Conclusion

In this handbook, I have sought, with the input of other contributors, to provide coherent and comprehensive guidance on the practical implications of managing BIM in readiness for the 2016 government mandate.

This book has drawn extensively upon official standards and other documentation produced by a host of industry experts and government advisory groups, including the BIM Task Group. The advice provided has ranged from the early reminder that BIM strategy should be aligned with client priorities to assessing the practical implications of a phased BIM Level 2 implementation.

This book is not meant to be prescriptive. Instead, the approach has been to provide a range of important issues to consider and corollaries for each organisation to apply.
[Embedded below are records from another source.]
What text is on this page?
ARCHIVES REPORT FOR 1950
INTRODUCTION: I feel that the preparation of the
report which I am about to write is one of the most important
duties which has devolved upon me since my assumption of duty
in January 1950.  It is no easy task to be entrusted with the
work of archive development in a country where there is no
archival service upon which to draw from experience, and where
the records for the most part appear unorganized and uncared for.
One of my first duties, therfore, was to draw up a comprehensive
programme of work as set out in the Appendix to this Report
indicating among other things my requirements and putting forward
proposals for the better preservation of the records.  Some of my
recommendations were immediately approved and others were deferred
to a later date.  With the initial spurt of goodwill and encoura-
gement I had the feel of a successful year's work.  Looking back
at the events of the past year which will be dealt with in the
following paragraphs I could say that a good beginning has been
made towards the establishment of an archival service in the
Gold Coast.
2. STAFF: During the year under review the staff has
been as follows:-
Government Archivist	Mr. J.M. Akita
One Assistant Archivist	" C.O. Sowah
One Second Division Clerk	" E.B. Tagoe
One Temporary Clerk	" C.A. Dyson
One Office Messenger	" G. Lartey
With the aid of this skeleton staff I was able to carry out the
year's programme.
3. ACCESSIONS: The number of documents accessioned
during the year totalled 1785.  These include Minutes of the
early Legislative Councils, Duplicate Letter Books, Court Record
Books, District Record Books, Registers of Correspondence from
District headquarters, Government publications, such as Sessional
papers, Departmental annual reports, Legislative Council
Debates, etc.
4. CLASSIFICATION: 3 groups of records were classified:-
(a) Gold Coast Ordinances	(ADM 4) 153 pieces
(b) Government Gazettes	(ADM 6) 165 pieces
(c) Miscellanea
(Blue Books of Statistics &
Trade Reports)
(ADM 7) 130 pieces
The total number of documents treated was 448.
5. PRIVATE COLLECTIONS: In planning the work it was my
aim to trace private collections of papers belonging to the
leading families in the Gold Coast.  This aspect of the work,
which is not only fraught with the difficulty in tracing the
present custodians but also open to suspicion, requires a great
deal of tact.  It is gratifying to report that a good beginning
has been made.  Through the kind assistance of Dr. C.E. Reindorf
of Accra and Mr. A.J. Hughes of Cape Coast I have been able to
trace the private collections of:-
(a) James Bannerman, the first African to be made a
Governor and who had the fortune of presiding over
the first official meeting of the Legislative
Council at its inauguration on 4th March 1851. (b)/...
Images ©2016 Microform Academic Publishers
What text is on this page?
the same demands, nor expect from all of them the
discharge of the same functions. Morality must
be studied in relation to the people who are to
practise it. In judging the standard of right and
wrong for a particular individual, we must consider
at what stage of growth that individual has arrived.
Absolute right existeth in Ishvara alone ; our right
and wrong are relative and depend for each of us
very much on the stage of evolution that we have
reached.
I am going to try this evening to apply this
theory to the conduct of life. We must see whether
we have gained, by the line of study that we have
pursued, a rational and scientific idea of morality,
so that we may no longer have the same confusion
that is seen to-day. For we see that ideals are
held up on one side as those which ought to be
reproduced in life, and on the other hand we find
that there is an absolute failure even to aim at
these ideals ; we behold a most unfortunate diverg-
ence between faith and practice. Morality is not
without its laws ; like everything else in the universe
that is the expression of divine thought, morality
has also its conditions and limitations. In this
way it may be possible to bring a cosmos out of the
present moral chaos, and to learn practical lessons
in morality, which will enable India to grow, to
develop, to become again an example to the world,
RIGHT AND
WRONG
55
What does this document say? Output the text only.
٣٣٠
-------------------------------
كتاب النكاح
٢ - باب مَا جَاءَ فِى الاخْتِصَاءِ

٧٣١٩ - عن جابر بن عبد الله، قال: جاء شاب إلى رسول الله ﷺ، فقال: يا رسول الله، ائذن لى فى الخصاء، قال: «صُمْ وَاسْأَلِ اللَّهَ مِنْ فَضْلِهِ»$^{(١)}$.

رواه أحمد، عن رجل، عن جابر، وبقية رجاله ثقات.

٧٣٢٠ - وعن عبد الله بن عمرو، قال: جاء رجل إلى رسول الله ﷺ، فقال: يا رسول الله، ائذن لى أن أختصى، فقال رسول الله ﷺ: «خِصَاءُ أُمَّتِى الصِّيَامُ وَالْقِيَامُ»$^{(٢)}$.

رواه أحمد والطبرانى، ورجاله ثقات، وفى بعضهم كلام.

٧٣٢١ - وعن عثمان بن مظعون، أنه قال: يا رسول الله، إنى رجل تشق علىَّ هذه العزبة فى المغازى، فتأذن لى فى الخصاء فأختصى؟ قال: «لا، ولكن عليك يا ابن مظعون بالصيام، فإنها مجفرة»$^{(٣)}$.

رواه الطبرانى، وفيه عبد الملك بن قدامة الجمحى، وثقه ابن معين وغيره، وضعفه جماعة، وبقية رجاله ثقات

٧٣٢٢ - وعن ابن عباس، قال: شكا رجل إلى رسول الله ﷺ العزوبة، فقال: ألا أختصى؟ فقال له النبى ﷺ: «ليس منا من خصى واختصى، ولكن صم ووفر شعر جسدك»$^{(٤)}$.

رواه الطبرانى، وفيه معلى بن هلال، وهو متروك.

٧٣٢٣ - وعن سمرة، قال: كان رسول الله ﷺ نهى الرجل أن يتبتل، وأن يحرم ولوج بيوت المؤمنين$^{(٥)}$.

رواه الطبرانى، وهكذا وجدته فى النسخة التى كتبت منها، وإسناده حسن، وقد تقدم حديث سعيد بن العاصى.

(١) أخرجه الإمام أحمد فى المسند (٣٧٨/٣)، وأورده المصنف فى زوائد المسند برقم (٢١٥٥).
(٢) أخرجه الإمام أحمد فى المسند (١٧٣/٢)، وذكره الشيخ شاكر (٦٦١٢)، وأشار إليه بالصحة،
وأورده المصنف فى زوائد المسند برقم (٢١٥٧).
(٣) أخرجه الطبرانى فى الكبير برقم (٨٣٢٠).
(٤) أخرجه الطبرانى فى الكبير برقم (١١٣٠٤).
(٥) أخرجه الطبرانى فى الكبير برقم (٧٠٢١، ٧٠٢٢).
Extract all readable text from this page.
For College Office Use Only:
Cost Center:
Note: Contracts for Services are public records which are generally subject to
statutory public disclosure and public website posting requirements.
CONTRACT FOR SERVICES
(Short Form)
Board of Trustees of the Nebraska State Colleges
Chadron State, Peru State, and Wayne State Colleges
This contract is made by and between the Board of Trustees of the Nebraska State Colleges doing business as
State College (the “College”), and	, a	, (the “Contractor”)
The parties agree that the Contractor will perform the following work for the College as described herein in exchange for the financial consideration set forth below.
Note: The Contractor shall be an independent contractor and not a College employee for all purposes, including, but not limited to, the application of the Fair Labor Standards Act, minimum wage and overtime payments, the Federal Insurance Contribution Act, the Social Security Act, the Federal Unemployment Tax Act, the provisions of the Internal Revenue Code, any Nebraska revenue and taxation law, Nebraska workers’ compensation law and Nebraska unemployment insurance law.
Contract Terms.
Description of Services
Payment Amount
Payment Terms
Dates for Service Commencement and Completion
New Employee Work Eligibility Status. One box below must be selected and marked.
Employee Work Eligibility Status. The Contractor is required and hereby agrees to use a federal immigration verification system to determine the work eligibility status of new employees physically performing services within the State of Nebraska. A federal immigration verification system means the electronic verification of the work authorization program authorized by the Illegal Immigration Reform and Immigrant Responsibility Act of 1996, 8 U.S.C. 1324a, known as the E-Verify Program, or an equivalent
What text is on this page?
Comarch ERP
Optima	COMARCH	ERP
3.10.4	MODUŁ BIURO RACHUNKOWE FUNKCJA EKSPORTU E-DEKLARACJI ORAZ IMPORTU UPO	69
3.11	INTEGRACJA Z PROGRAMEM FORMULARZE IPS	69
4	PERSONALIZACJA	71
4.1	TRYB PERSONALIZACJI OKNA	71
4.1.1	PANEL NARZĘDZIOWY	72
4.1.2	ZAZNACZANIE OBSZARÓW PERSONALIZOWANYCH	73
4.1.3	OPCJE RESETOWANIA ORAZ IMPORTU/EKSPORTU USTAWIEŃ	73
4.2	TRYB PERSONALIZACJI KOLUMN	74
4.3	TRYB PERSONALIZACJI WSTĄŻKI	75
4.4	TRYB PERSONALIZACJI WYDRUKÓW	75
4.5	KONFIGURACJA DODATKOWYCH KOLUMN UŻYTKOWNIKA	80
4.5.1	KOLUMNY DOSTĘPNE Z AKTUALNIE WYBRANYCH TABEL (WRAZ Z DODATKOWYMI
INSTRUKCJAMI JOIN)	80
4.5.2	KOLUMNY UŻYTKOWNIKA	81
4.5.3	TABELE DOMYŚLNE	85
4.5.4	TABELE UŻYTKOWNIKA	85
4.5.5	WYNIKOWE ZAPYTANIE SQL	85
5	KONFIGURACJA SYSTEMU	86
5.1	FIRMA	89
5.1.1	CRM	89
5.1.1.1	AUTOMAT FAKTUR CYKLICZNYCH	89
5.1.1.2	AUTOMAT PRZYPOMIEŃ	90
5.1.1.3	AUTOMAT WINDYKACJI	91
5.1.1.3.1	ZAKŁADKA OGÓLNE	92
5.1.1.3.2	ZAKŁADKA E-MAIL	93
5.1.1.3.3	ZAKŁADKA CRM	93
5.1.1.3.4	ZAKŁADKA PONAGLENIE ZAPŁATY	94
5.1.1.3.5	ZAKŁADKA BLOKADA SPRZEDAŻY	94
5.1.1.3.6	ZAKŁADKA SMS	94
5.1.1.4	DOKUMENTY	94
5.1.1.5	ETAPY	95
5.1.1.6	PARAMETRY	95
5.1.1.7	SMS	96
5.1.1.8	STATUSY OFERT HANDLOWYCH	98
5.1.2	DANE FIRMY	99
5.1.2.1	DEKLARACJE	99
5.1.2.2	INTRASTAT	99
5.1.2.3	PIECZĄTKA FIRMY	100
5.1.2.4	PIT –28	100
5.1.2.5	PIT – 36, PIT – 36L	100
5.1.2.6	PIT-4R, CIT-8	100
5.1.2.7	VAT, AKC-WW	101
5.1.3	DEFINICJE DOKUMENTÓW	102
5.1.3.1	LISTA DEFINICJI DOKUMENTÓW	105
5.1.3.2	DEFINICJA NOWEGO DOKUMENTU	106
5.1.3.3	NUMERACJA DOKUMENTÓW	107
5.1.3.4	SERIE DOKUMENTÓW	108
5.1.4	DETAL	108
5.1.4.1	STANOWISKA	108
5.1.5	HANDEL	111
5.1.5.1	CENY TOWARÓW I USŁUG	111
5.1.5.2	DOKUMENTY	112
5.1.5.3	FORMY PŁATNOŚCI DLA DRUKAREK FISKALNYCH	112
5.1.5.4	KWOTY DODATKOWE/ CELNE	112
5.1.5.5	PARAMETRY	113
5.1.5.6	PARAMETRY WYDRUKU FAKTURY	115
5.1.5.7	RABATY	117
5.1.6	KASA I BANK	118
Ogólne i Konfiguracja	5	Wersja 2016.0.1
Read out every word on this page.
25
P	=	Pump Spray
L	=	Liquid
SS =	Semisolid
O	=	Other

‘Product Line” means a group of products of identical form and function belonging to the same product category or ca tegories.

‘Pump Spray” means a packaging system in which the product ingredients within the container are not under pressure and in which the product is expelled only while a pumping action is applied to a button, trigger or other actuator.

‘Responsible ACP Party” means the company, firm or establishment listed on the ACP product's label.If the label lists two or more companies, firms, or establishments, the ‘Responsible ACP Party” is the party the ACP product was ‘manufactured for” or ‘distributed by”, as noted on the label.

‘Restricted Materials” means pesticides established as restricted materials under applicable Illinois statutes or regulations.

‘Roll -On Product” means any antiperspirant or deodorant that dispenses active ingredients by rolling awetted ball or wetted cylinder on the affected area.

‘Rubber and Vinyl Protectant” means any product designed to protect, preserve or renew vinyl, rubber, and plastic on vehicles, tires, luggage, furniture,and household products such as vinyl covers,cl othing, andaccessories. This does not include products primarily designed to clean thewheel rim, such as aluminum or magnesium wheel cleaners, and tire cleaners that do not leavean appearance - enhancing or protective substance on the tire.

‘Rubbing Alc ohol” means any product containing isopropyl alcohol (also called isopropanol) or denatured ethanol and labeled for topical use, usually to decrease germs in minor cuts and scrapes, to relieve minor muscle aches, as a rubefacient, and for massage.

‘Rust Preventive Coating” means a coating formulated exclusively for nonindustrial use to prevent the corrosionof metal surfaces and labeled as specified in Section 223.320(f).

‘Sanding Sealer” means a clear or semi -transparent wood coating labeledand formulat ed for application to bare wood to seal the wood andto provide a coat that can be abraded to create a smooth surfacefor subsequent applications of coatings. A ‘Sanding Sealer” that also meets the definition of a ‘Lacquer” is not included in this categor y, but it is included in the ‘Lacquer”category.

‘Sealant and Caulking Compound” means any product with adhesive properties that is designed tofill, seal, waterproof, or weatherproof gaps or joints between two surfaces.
It will be particularly important for each organisation to reflect on these issues and corollaries and to establish carefully their own consensus on the pace and extent of BIM adoption. This reflective self-paced approach will enable them to achieve not only the immediate improvements in design and coordination that are attributable to BIM, but also the long-term client benefits that are realised through comprehensive, spatially organised asset data.

Although the prospect and aspirations of BIM Level 3 may appear daunting to many, it represents the logical progression towards a built environment economy in which completely digital transactions predominate.

It is this transition to a built environment digital economy that heralds an era in which order of magnitude improvements over conventional project delivery and asset management processes will become commonplace.